In their deliberations, committee members agreed to:

* Provide $11.4 million in aid to the state's poorest subdivisions, including $9.8 million for Baltimore.

* Abolish nearly 400 state jobs at the troubled Charles H. Hickey Jr. School in Baltimore County by Sept. 1 in order to put some or all of the facility for juvenile delinquents in private hands.

* Restore $500,000 for the Lida Lee Tall Learning Resources Center, the experimental Towson school that Governor Schaefer had not planned to fund next year.

* Back off from plans to close an economic development office in Hong Kong, a pet project of Governor Schaefer's, and spare Maryland Magazine, a glossy, promotional publication the House Appropriations Committee had earlier voted to abolish.

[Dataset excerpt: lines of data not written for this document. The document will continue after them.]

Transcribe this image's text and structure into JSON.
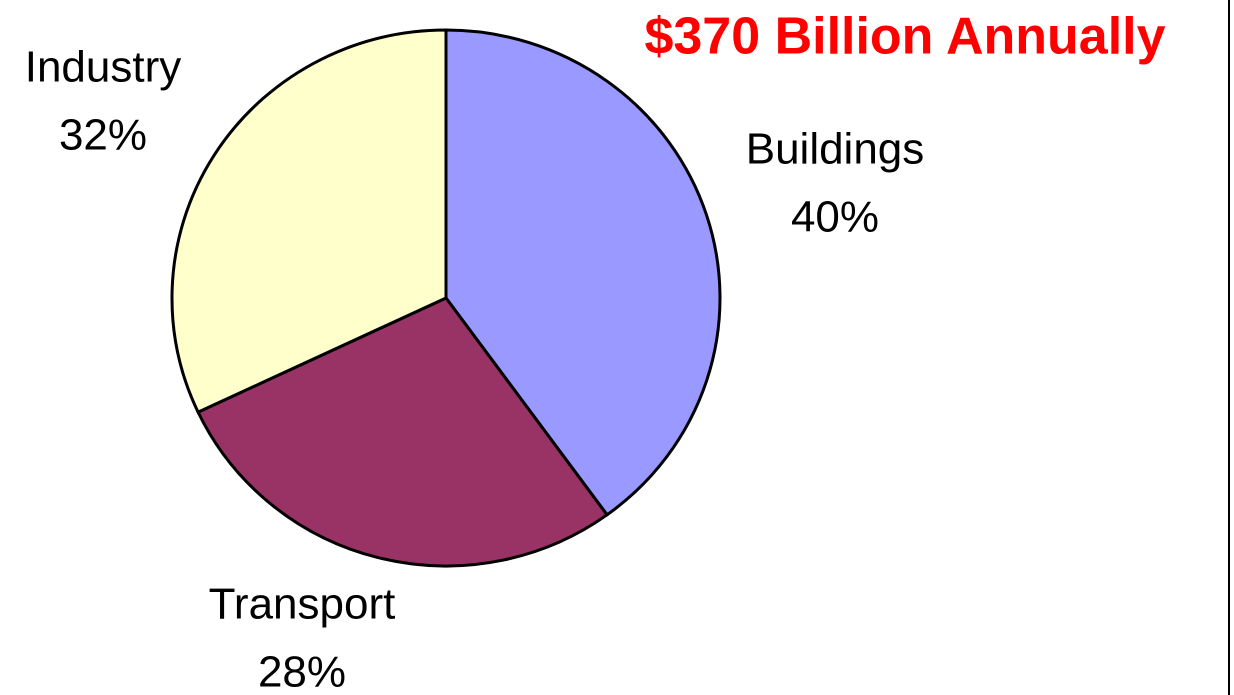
{
  "chart_data": {
    "type": "pie",
    "title": "$370 Billion Annually",
    "categories": [
      "Buildings",
      "Transport",
      "Industry"
    ],
    "values": [
      40,
      28,
      32
    ],
    "value_labels": [
      "40%",
      "28%",
      "32%"
    ],
    "colors": [
      "#9999ff",
      "#993366",
      "#ffffcc"
    ],
    "title_color": "#ff0000"
  }
}
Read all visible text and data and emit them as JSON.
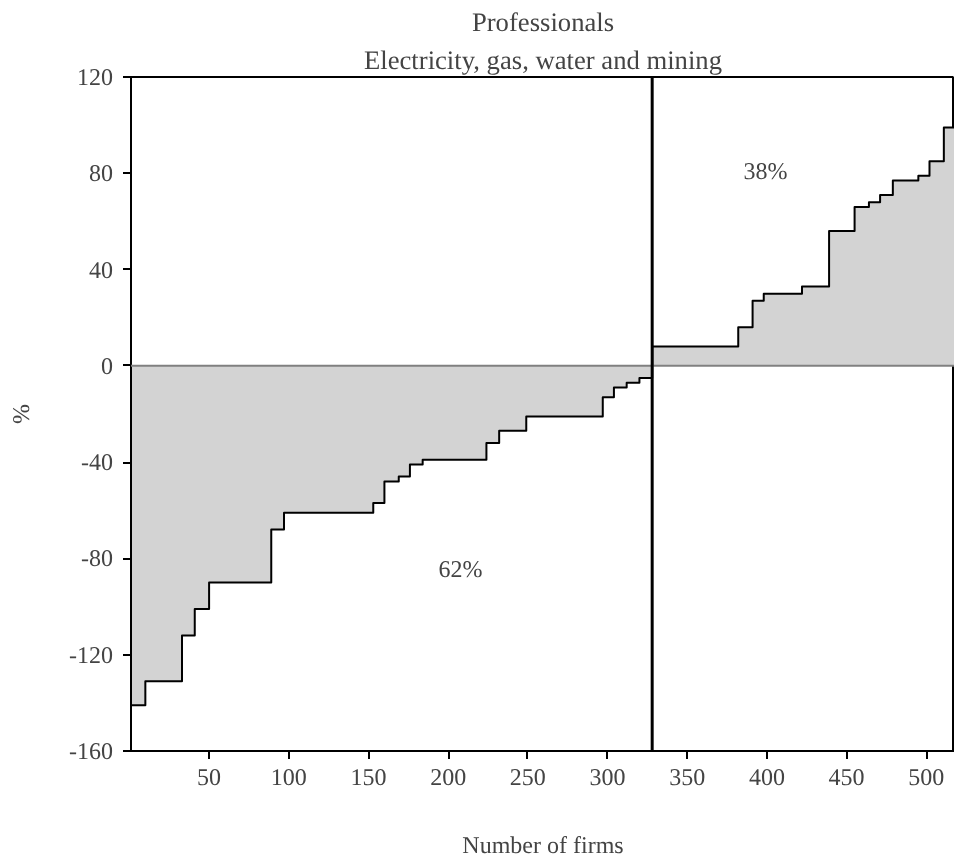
{
  "chart_data": {
    "type": "step",
    "title": "Professionals",
    "subtitle": "Electricity, gas, water and mining",
    "xlabel": "Number of firms",
    "ylabel": "%",
    "x": [
      1,
      10,
      33,
      41,
      50,
      89,
      97,
      153,
      160,
      169,
      176,
      184,
      224,
      232,
      249,
      297,
      304,
      312,
      320,
      328,
      382,
      391,
      398,
      422,
      439,
      455,
      464,
      471,
      479,
      495,
      502,
      511,
      518
    ],
    "series": [
      {
        "color": "#000000",
        "values": [
          -141,
          -131,
          -112,
          -101,
          -90,
          -68,
          -61,
          -57,
          -48,
          -46,
          -41,
          -39,
          -32,
          -27,
          -21,
          -13,
          -9,
          -7,
          -5,
          8,
          16,
          27,
          30,
          33,
          56,
          66,
          68,
          71,
          77,
          79,
          85,
          99,
          99
        ]
      }
    ],
    "xlim": [
      1,
      518
    ],
    "ylim": [
      -160,
      120
    ],
    "xticks": [
      50,
      100,
      150,
      200,
      250,
      300,
      350,
      400,
      450,
      500
    ],
    "yticks": [
      -160,
      -120,
      -80,
      -40,
      0,
      40,
      80,
      120
    ],
    "ref_lines": [
      {
        "axis": "y",
        "value": 0,
        "color": "#808080"
      },
      {
        "axis": "x",
        "value": 328,
        "color": "#000000"
      }
    ],
    "annotations": [
      "62%",
      "38%"
    ],
    "grid": false
  }
}
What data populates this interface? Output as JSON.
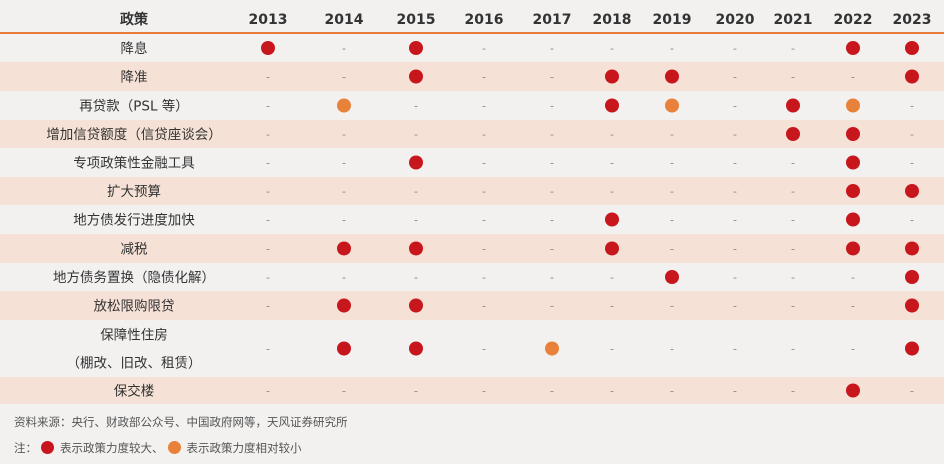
{
  "chart_data": {
    "type": "table",
    "header": {
      "policy_label": "政策",
      "years": [
        "2013",
        "2014",
        "2015",
        "2016",
        "2017",
        "2018",
        "2019",
        "2020",
        "2021",
        "2022",
        "2023"
      ]
    },
    "empty_symbol": "-",
    "legend": {
      "strong": {
        "color": "#c8161d",
        "label": "表示政策力度较大、"
      },
      "weak": {
        "color": "#e8823a",
        "label": "表示政策力度相对较小"
      }
    },
    "rows": [
      {
        "policy": [
          "降息"
        ],
        "marks": [
          "strong",
          "",
          "strong",
          "",
          "",
          "",
          "",
          "",
          "",
          "strong",
          "strong"
        ]
      },
      {
        "policy": [
          "降准"
        ],
        "marks": [
          "",
          "",
          "strong",
          "",
          "",
          "strong",
          "strong",
          "",
          "",
          "",
          "strong"
        ]
      },
      {
        "policy": [
          "再贷款（PSL 等）"
        ],
        "marks": [
          "",
          "weak",
          "",
          "",
          "",
          "strong",
          "weak",
          "",
          "strong",
          "weak",
          ""
        ]
      },
      {
        "policy": [
          "增加信贷额度（信贷座谈会）"
        ],
        "marks": [
          "",
          "",
          "",
          "",
          "",
          "",
          "",
          "",
          "strong",
          "strong",
          ""
        ]
      },
      {
        "policy": [
          "专项政策性金融工具"
        ],
        "marks": [
          "",
          "",
          "strong",
          "",
          "",
          "",
          "",
          "",
          "",
          "strong",
          ""
        ]
      },
      {
        "policy": [
          "扩大预算"
        ],
        "marks": [
          "",
          "",
          "",
          "",
          "",
          "",
          "",
          "",
          "",
          "strong",
          "strong"
        ]
      },
      {
        "policy": [
          "地方债发行进度加快"
        ],
        "marks": [
          "",
          "",
          "",
          "",
          "",
          "strong",
          "",
          "",
          "",
          "strong",
          ""
        ]
      },
      {
        "policy": [
          "减税"
        ],
        "marks": [
          "",
          "strong",
          "strong",
          "",
          "",
          "strong",
          "",
          "",
          "",
          "strong",
          "strong"
        ]
      },
      {
        "policy": [
          "地方债务置换（隐债化解）"
        ],
        "marks": [
          "",
          "",
          "",
          "",
          "",
          "",
          "strong",
          "",
          "",
          "",
          "strong"
        ]
      },
      {
        "policy": [
          "放松限购限贷"
        ],
        "marks": [
          "",
          "strong",
          "strong",
          "",
          "",
          "",
          "",
          "",
          "",
          "",
          "strong"
        ]
      },
      {
        "policy": [
          "保障性住房",
          "（棚改、旧改、租赁）"
        ],
        "marks": [
          "",
          "strong",
          "strong",
          "",
          "weak",
          "",
          "",
          "",
          "",
          "",
          "strong"
        ]
      },
      {
        "policy": [
          "保交楼"
        ],
        "marks": [
          "",
          "",
          "",
          "",
          "",
          "",
          "",
          "",
          "",
          "strong",
          ""
        ]
      }
    ]
  },
  "footer": {
    "source": "资料来源：央行、财政部公众号、中国政府网等，天风证券研究所",
    "note_prefix": "注："
  }
}
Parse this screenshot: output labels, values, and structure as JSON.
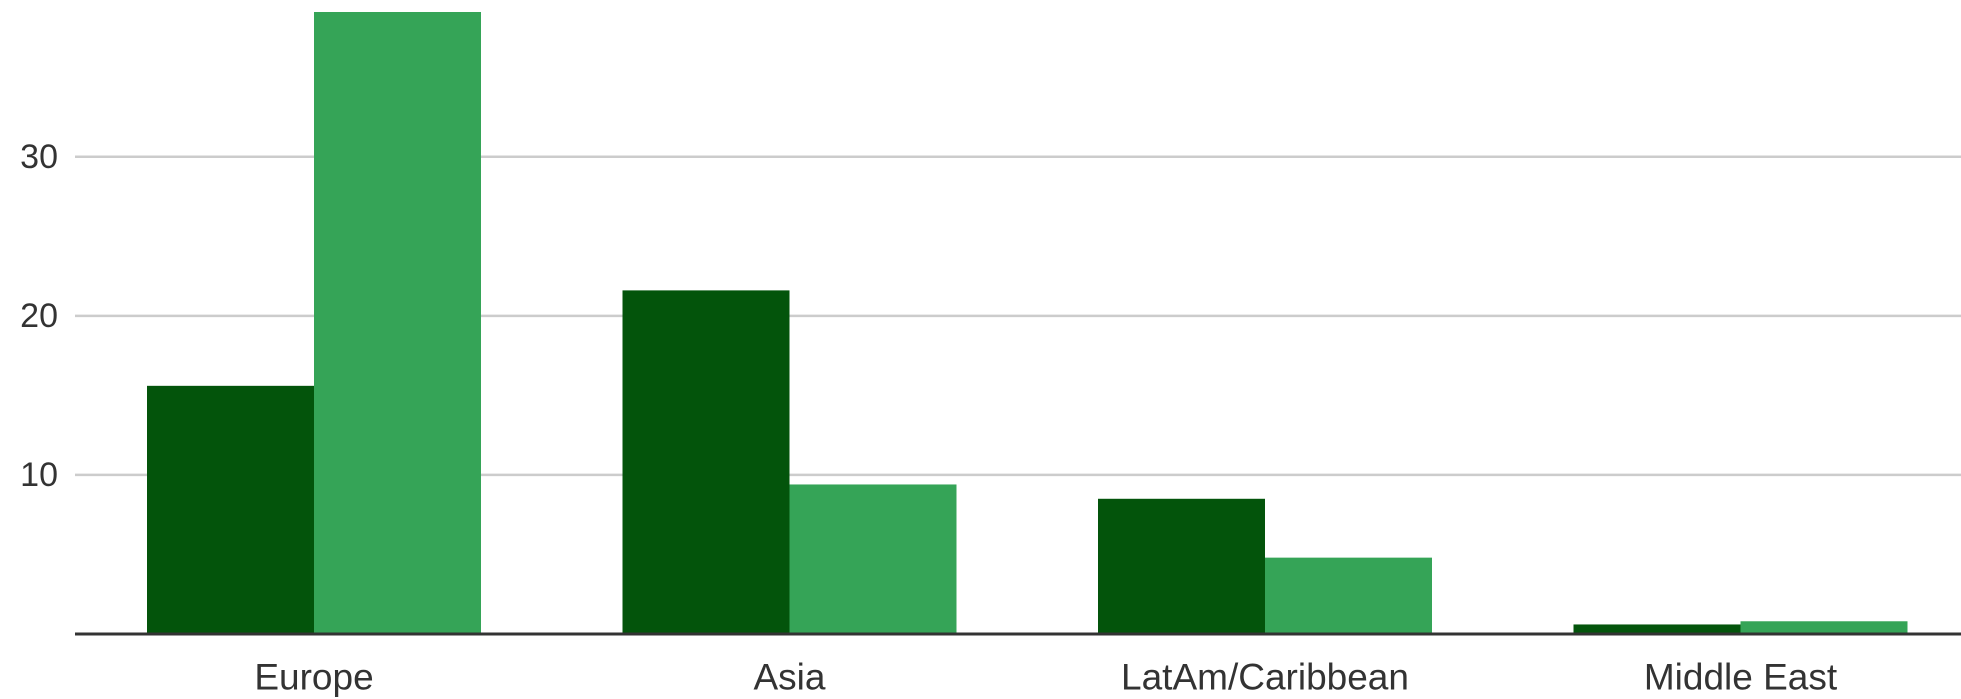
{
  "chart_data": {
    "type": "bar",
    "categories": [
      "Europe",
      "Asia",
      "LatAm/Caribbean",
      "Middle East"
    ],
    "series": [
      {
        "color": "#03540b",
        "values": [
          15.6,
          21.6,
          8.5,
          0.6
        ]
      },
      {
        "color": "#35a457",
        "values": [
          39.1,
          9.4,
          4.8,
          0.8
        ]
      }
    ],
    "ylim": [
      0,
      39.1
    ],
    "yticks": [
      10,
      20,
      30
    ],
    "grid": true,
    "legend": "none"
  }
}
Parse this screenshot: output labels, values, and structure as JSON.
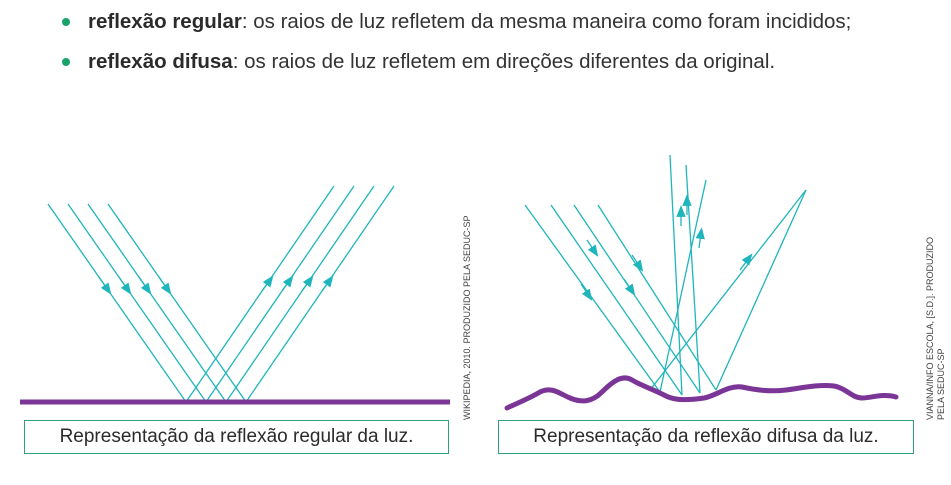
{
  "bullets": [
    {
      "term": "reflexão regular",
      "text": ": os raios de luz refletem da mesma maneira como foram incididos;"
    },
    {
      "term": "reflexão difusa",
      "text": ": os raios de luz refletem em direções diferentes da original."
    }
  ],
  "figures": {
    "regular": {
      "caption": "Representação da reflexão regular da luz.",
      "credit": "WIKIPEDIA, 2010. PRODUZIDO PELA SEDUC-SP"
    },
    "diffuse": {
      "caption": "Representação da reflexão difusa da luz.",
      "credit_line1": "VIANNA/INFO ESCOLA, [S.D.]. PRODUZIDO",
      "credit_line2": "PELA SEDUC-SP"
    }
  },
  "colors": {
    "ray": "#1fb5bd",
    "surface": "#7a3596",
    "bullet": "#18a36a",
    "caption_border": "#2fa07a"
  }
}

* Rescind a Senate plan to reduce by 1 percent the salaries of the state's top management staff, a proposal intended as a "message" to the administration from an angry legislature.

Yesterday was the last of several days of deliberations for the committee, which is charged with ironing out the numerous differences between the House and Senate versions of the budget. The decision to abolish state jobs at the Hickey School had been opposed by state employee unions and by House Appropriations Committee leaders, who argued that it was management, not rank-and-file employees, who were to blame for the facility's woes.

The proposal was backed by members of the Senate Budget and Taxation Committee and by Governor Schaefer, who called for the privatization of Hickey in his January State of the State address.

"Mostly, we felt Juvenile Services Secretary [Dr. Nancy S. Grasmick] needed the ability to go in there and decide what to do with the operation," said Senator Barbara A. Hoffman, D-Baltimore. "I don't think it will necessarily mean a wholesale change in employees but we want to keep it open."

The budget agreement also reflected lawmakers' concerns about whether an intensive campaign of lobbying by the Orioles might cause the state to back off from plans to build an eight-story, $16.5 million office building adjoining the south end of the B&O; warehouse at Camden Yards.

In committee deliberations, Delegate Howard P. Rawlings, D-Baltimore, also secured assurances from the Maryland Stadium Authority that there will be public access to the stadium's sky boxes. The proposal would provide about 240 free tickets to 20 games at the club level distributed in a "fair and equitable manner."

A slumping economy and declining tax revenues made budget deliberations a particularly complicated and heated affair this year. In addition to offsetting a projected $115.6 million deficit in the 1992 budget, lawmakers also had to develop legislation to balance the 1991 budget.

The budget includes more funds for the developmentally disabled and for a program to prevent ninth-graders from dropping out of school. Lawmakers also held to $3 million and $430,000 their respective cuts in the University of Maryland and in aid to private colleges.